Community briefs

Sammamish boy earns Eagle Scout rank; history museums call for new volunteers; PRKC hosts 'Walk the Line' tour for County Council; Issaquah resident organizes fundraiser climb; motorcycle event planned for July 20

Local boy earns rank of Eagle Scout

Ryley Watson, a junior at The Bear Creek School, just obtained the highest honor in Boy Scouts, the rank of Eagle.

The Sammamish resident has been in scouting for more than five years. For his Eagle Scout project, he built a fire pit and four benches for the First Baptist Church in Redmond. He also enjoys soccer, track and field, and has achieved a second degree black belt in Shudokan Karate at Karate West.

Burn ban will start Sunday, EFR says

Eastside Fire and Rescue announced that the seasonal outdoor burning ban will start on June 15 and run through Sept. 30.

Cooking and recreational burning permits are required during the moratorium. These fires cannot be larger than three feet in diameter and two feet in height, and can only use dry, seasoned wood.

Propane, natural gas and charcoal fires do not require a burn permit.

History Museums call for new volunteers

The Issaquah History Museums are inviting local residents to get to know more about the Issaquah area’s colorful past.

The museum is looking for volunteers willing to put in four hours per month to welcome museum visitors at the Issaquah Train Depot and Gilman Town Hall. The museum helps new volunteers learn about the area and pairs them with experienced volunteers.

To find out more or sign up to volunteer, e-mail Karen at or call 392-3500.

PRKC hosts tour for County Council

King County Council members joined representatives from the county executive’s office, the Puget Sound Partnership, the Puget Sound Regional Council and the Snoqualmie Tribe last week on a tour of famrs, forests and recreational areas of Eastern rural King County.

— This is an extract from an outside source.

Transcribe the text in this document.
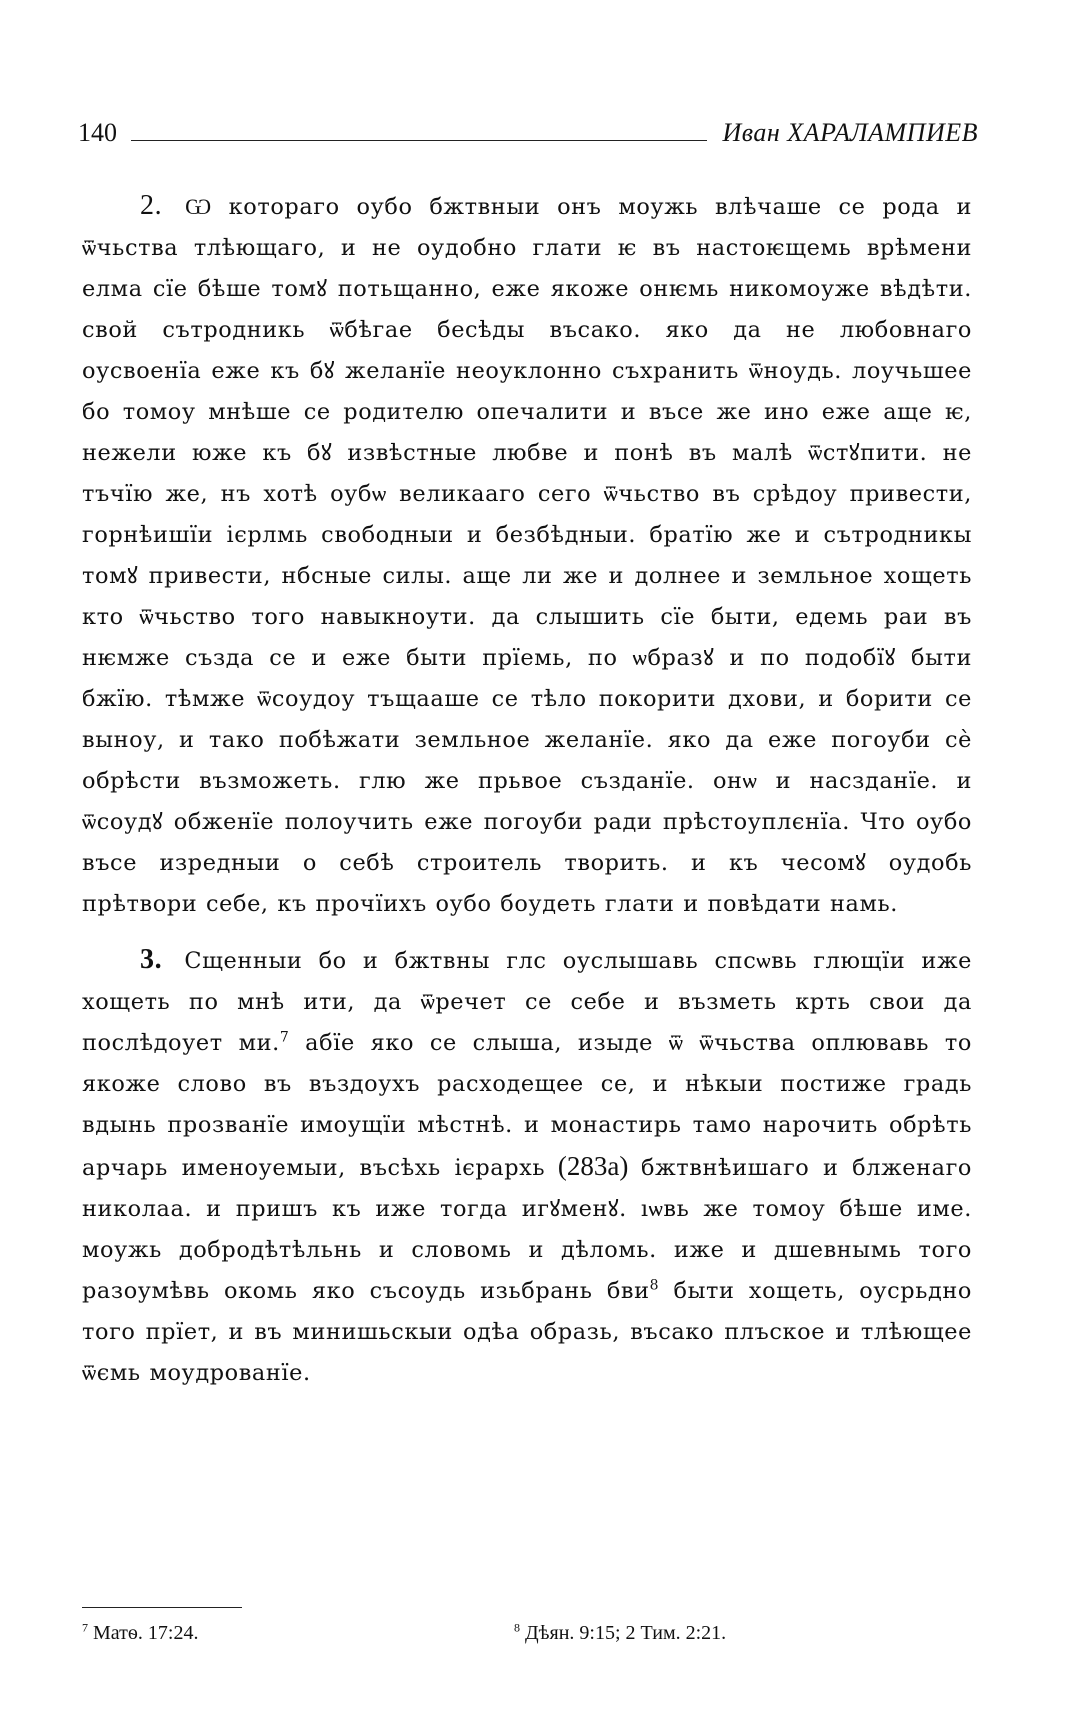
140	Иван ХАРАЛАМПИЕВ

2. Ѡ котораго оубо бжтвныи онъ моужь влѣчаше се рода и ѿчьства тлѣющаго, и не оудобно глати ѥ въ настоѥщемь врѣмени елма сїе бѣше томꙋ потьщанно, еже якоже онѥмь никомоужe вѣдѣти. свой сътродникь ѿбѣгае бесѣды въсако. яко да не любовнаго оусвоенїа еже къ бꙋ желанїе неоуклонно съхранить ѿноудь. лоучьшеe бо томоу мнѣше се родителю опечалити и въсе же ино еже аще ѥ, нежели юже къ бꙋ извѣстные любве и понѣ въ малѣ ѿстꙋпити. не тъчїю же, нъ хотѣ оубѡ великааго сего ѿчьство въ срѣдоу привести, горнѣишїи ієрлмь свободныи и безбѣдныи. братїю же и сътродникы томꙋ привести, нбсные силы. аще ли же и долнеe и земльное хощеть кто ѿчьство того навыкноути. да слышить сїе быти, едемь раи въ нѥмже създа се и еже быти прїемь, по ѡбразꙋ и по подобїꙋ быти бжїю. тѣмже ѿсоудоу тъщааше се тѣло покорити дхови, и борити се вынoу, и тако побѣжати земльное желанїе. яко да еже погоуби сѐ обрѣсти възможеть. глю же прьвое създанїе. онѡ и насзданїе. и ѿсоудꙋ обженїе полоучить еже погоуби ради прѣстоуплєнїа. Что оубо въсе изредныи о себѣ строитель творить. и къ чесомꙋ оудобь прѣтвори себе, къ прочїихъ оубо боудеть глати и повѣдати намь.

3. Сщенныи бо и бжтвны глс оуслышавь спсѡвь глющїи иже хощеть по мнѣ ити, да ѿречет се себе и възметь крть свои да послѣдоует ми.$^7$ абїе яко се слыша, изыде ѿ ѿчьства оплювавь то якоже слово въ въздоухъ расходещее се, и нѣкыи постиже градь вдынь прозванїе имоущїи мѣстнѣ. и монастирь тамо нарочить обрѣть арчарь именоуемыи, въсѣхь ієрархь (283а) бжтвнѣишаго и блженаго николаа. и пришъ къ иже тогда игꙋменꙋ. ıѡвь же томоу бѣше име. моужь добродѣтѣльнь и словомь и дѣломь. иже и дшевнымь того разоумѣвь окомь яко съсоудь изьбрань бви$^8$ быти хощеть, оусрьдно того прїет, и въ минишьскыи одѣа образь, въсако плъское и тлѣющее ѿємь моудрованїе.

$^7$ Матѳ. 17:24.	$^8$ Дѣян. 9:15; 2 Тим. 2:21.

The tour, dubbed “Walk the Line in 2008,” was coordinated by the Partnership for Rural King County, and centered along the urban growth boundary line that designates what areas of the county will be developed and what areas will be preserved for farms, forests and natural resource lands.

“I think it was a transformative day for many of us,” said Lauren Clark of Fall City, who helped organize the tour.

King County Council members Kathy Lambert, Larry Phillips and Dow Constantine attended the tour. Speakers included former World Bank Economist Dave Batker of Earth Economics, and Rev. Robert Jeffrey of New Hope Baptist Church, who spoke about the way that limited healthy food choices affect the health of impoverished Seattle residents.

For more information about the Urban Rural Connections project, visit

Issaquah resident organizes fundraiser climb

Issaquah resident Tom Varga, a local certified public accountant, is co-sponsoring a “Rainier Climb for Kids” next week.

On June 19, a team of six climbers will attempt to summit Mount Rainier via the Emmons Glacier to raise money for the CFOS Foundation. The foundation provides financial resources and in-kind services for children in Washington state.

The team hopes to raise $50,000, which will be matched in a challenge grant from CFO Selections.

Varga and his climbing partner, Ken Krass, will lead team members Bob Schmidt, Tom McDowell, Rick Sedd and Leo Falkenshammer. For more information about the foundation, e-mail

Motorcycle event planned for July 20

The XXX Drive In will host its annual motorcycle event, “Messy Burgers, Bikes and Babes, at 9 a.m. on July 20. The event will feature all makes and models of bikes, and will last “until the last bike leaves.” Entertainment will include “The Road Agents,” “Panama” and the Venturette gals.